Un discorso in cui ha criticato aspramente gli Stati Uniti definendo Donald Trump un “clown” che finge di sostenere il popolo iraniano.
Secondo Khamenei l’assassinio di Qassem Soleimani in Iraq é stato un atto codardo da parte degli USA che non sono stati capaci di affrontarlo sul campo, ovvero sul suolo iraniano.
Quel giorno é stato il “giorno di Dio’”secondo Khamenei poiché con quell’assassinio gli americani hanno segnato l’inizio della loro fine.
Nel discorso ha parlato dell’attacco che l’Iran ha compiuto sulla base Ayn al-Asad in Iraq dove, si saprá solo dopo, sono stati feriti 11 soldati americani.
Parte del discorso ha enfatizzato l’affluenza ai funeral di Soleimani lasciando intendere che gli iraniani stanno seguendo il percorso del fondatore della Repubblica islamica, l’Ayatollah Ruhollah Khomeini.
In realtá non é proprio cosí. Seppur la grande affluenza ai funerali del Generale Soleimani abbia mostrato al resto del mondo una parte del popolo iraniano unita ed addolorata per il “valoroso guerriero”, i partecipanti ai funerale non necessariamente erano tutti sostenitori del Regime.
Aver colpito Soleimani, visto come “difensore dei confine iraniano” ha rappresentato per molti aver colpito un simbolo ed ha trasformato la rabbia in sentimento patriottico ed identitario.
Grande elogio inoltre é stato fatto da Khamenei ai Pasdaran, noti anche con il nome di base Ayn al-Asad, in Iraq dove, si saprá solo dopo, sono stati feriti 11 soldati americani.
Secondo Khamenei i Pasdaran “sono una organizzazione umanitaria, con valori umani” che cerca di aiutare le popolazioni oppresse nei Paesi vicini.
La Forza al Quds, di cui il Generale Soleimani, era a capo, é proprio una componente di questi militari.
Affermare che i Pasdaran siano una organizzazione umanitaria é davvero bizzarro se per “umanitario” intendiamo quelle azioni che intendono apportare un miglioramento alla condizione umana dal punto di vista economico, etico e sociale, filantropico.
I Pasdaran hanno un grandissimo potere nella Repubblica Islamica. Si occupano delle operazioni militari dell’Iran al di fuori dei propri confini nazionali e controllano una gran parte dell’economia iraniana.
Si stima che da un decimo a un terzo dell’economia iraniana sia proprio nelle loro mani, direttamente o attraverso società controllate.

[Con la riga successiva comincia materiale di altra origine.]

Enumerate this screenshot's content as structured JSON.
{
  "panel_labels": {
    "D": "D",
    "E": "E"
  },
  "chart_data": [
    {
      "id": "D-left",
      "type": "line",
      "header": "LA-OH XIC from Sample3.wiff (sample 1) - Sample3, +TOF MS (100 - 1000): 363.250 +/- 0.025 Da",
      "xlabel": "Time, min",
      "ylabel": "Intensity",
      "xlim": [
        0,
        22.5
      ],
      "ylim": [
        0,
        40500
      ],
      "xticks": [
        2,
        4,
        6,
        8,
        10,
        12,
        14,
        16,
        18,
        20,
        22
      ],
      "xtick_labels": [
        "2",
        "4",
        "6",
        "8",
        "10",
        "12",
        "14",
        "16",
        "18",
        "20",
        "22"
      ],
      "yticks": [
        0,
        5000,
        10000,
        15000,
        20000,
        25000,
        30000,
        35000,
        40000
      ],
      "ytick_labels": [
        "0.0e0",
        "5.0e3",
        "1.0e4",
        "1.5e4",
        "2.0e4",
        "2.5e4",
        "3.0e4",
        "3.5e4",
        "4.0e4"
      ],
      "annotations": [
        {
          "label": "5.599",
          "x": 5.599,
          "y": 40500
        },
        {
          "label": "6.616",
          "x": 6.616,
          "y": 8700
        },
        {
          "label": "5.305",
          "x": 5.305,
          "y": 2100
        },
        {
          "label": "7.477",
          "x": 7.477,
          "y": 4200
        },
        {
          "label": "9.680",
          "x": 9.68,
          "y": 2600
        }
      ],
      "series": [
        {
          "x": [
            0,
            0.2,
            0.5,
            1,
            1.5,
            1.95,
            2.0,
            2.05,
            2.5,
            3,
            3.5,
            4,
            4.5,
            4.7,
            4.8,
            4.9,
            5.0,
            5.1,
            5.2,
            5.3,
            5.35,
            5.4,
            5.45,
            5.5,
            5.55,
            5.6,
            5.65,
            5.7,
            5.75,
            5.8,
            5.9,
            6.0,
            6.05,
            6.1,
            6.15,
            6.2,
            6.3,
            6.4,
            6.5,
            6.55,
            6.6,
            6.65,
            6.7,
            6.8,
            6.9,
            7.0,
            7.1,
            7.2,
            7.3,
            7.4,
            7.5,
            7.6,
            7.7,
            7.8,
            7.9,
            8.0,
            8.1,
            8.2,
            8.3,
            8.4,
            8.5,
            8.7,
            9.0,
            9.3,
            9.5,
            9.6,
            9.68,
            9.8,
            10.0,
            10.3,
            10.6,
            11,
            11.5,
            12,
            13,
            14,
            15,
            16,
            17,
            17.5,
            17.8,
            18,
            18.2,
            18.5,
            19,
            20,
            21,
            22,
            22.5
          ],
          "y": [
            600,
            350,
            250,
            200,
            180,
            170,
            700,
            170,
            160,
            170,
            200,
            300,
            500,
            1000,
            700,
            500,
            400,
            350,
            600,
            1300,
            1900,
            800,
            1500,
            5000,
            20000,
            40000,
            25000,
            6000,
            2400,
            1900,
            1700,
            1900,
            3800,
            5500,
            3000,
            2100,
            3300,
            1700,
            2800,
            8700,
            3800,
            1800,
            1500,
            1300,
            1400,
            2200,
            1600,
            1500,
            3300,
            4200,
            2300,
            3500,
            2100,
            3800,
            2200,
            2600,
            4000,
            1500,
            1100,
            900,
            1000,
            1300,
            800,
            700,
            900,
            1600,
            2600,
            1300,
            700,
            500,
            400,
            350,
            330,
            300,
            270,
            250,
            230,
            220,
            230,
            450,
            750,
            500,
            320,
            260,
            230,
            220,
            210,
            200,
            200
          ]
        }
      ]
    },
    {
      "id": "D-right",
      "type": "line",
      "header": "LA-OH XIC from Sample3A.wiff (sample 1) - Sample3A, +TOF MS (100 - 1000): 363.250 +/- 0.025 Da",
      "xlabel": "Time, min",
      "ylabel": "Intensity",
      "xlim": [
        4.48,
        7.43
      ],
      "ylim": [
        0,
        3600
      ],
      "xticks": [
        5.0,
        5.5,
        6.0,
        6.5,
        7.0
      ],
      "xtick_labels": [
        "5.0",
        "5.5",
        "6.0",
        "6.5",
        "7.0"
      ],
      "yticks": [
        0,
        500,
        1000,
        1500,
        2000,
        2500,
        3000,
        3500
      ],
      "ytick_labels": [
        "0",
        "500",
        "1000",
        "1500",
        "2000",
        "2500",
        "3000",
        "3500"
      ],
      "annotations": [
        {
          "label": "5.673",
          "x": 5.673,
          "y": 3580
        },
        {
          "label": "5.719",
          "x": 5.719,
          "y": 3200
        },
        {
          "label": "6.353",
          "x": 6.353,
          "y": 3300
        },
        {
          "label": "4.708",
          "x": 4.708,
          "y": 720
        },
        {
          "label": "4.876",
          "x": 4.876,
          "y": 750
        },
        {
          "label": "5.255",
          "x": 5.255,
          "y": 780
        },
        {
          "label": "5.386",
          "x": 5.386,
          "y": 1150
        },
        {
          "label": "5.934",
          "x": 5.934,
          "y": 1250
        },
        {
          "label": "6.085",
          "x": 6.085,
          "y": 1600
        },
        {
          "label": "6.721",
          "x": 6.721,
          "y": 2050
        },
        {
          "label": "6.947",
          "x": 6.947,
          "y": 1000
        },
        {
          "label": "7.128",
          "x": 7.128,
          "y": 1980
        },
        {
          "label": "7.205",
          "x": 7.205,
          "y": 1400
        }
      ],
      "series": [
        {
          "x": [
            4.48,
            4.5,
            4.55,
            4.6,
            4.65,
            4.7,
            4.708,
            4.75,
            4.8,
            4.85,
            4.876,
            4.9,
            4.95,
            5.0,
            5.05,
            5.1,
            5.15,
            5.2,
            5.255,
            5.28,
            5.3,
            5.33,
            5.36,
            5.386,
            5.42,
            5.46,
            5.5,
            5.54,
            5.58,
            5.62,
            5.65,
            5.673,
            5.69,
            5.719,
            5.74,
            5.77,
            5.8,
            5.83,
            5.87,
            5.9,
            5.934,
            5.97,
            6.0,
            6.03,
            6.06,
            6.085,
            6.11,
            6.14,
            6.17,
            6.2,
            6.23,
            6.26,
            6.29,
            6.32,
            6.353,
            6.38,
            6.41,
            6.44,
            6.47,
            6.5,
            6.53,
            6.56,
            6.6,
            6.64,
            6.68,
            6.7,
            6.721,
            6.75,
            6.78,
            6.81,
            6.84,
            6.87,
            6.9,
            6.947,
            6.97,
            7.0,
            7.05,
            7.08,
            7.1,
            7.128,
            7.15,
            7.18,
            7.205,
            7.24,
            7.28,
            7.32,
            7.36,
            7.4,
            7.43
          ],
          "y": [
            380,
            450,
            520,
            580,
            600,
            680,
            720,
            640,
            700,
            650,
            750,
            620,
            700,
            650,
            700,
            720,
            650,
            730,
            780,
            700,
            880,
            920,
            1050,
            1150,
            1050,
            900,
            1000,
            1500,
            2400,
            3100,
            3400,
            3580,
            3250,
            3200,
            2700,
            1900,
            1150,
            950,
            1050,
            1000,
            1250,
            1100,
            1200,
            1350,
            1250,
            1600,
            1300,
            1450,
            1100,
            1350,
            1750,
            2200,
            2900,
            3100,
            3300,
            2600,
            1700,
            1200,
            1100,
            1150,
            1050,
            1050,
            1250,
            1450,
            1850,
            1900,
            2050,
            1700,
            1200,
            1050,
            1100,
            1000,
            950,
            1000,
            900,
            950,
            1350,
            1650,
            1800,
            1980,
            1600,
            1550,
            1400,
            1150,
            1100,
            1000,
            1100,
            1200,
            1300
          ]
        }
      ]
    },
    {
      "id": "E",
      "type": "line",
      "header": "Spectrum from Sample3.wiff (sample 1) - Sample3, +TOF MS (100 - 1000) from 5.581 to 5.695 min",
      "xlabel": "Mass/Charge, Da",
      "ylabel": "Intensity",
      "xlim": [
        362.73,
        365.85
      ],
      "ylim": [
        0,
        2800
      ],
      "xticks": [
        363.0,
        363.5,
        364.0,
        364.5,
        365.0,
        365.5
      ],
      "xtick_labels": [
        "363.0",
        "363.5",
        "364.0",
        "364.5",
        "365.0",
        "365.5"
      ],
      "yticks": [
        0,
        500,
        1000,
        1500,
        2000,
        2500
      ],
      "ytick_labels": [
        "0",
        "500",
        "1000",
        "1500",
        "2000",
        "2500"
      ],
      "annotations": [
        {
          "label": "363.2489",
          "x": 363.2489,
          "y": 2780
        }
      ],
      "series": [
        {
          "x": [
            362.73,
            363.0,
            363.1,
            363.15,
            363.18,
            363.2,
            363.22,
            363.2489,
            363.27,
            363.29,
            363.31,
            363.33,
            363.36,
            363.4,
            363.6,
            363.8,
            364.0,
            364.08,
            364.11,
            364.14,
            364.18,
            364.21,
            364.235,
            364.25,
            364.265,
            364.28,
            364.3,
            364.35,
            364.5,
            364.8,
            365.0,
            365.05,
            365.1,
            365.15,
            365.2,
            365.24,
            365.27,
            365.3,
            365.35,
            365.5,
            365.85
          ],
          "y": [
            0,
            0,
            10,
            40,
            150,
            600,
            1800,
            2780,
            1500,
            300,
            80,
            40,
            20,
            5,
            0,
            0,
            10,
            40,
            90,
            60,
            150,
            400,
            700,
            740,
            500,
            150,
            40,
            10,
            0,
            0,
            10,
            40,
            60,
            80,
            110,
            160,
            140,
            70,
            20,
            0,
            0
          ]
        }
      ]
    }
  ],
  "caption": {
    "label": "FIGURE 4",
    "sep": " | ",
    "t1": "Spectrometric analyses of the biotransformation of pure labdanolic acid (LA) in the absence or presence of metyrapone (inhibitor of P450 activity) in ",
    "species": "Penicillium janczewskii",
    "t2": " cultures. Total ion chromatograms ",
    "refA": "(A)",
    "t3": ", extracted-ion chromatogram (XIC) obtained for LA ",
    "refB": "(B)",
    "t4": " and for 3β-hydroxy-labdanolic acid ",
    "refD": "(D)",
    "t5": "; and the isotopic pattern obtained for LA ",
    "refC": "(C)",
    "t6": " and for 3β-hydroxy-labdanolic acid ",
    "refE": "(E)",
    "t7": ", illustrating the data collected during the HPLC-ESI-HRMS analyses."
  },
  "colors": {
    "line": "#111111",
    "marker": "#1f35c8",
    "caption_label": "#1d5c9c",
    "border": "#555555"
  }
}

In passato il Presidente iraniano Hassan Rouhani li aveva aspramente criticati definendoli un “governo armato”, che “spaventa” il settore pubblico.

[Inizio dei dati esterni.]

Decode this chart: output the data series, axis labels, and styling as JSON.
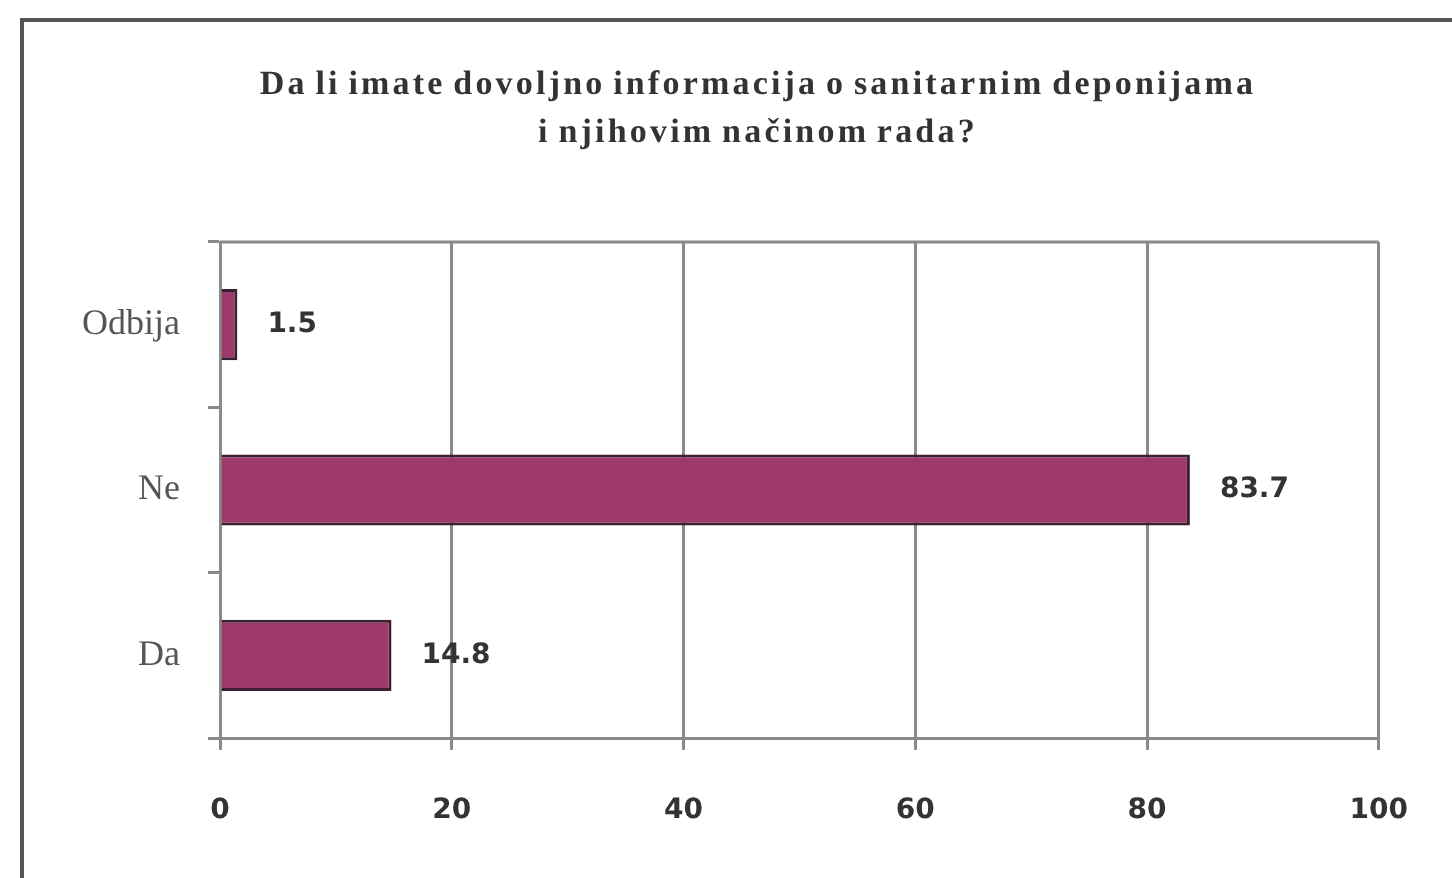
{
  "chart_data": {
    "type": "bar",
    "orientation": "horizontal",
    "title": "Da li imate dovoljno informacija o sanitarnim deponijama\ni njihovim načinom rada?",
    "categories": [
      "Odbija",
      "Ne",
      "Da"
    ],
    "values": [
      1.5,
      83.7,
      14.8
    ],
    "color": "#9e3a6b",
    "xlim": [
      0,
      100
    ],
    "xticks": [
      0,
      20,
      40,
      60,
      80,
      100
    ],
    "grid": "x",
    "data_labels": true
  }
}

E aveva definito il suo Governo come un “governo senza fucili” e i Pasdaran invece come “il governo coi fucili e con i media” avendo appunto ingerenze in vari campi come l’informazioni, le armi, il denaro, i giornali, le agenzie di stampa e molti altri ruoli di potere.
Affermare dunque che i Pasdaran siano una organizzazione umanitaria é una vera e propria offesa nei confronti di chi in Iran e fuori si batte per la realizzazione dei diritti civili e di tutti quei diritti negati come, per dirne solo una la libertá di espressione totalmente inesistente.
Riferendosi proprio alle proteste dei giovani iraniani la Guida Suprema ha accusato i manifestanti di essere “manipolati dalla potenze straniere” che vogliono approfittare del disastro del Boeing ucraino per mettere in secondo piano l’uccisione di Soleimani.
In realtá sa benissimo la Guida Suprema dell’Iran, che le proteste sarebbero ricominciate appena terminato il lutto per Soleimani perché la richiesta del popolo é sempre la stessa da anni: maggiori libertá.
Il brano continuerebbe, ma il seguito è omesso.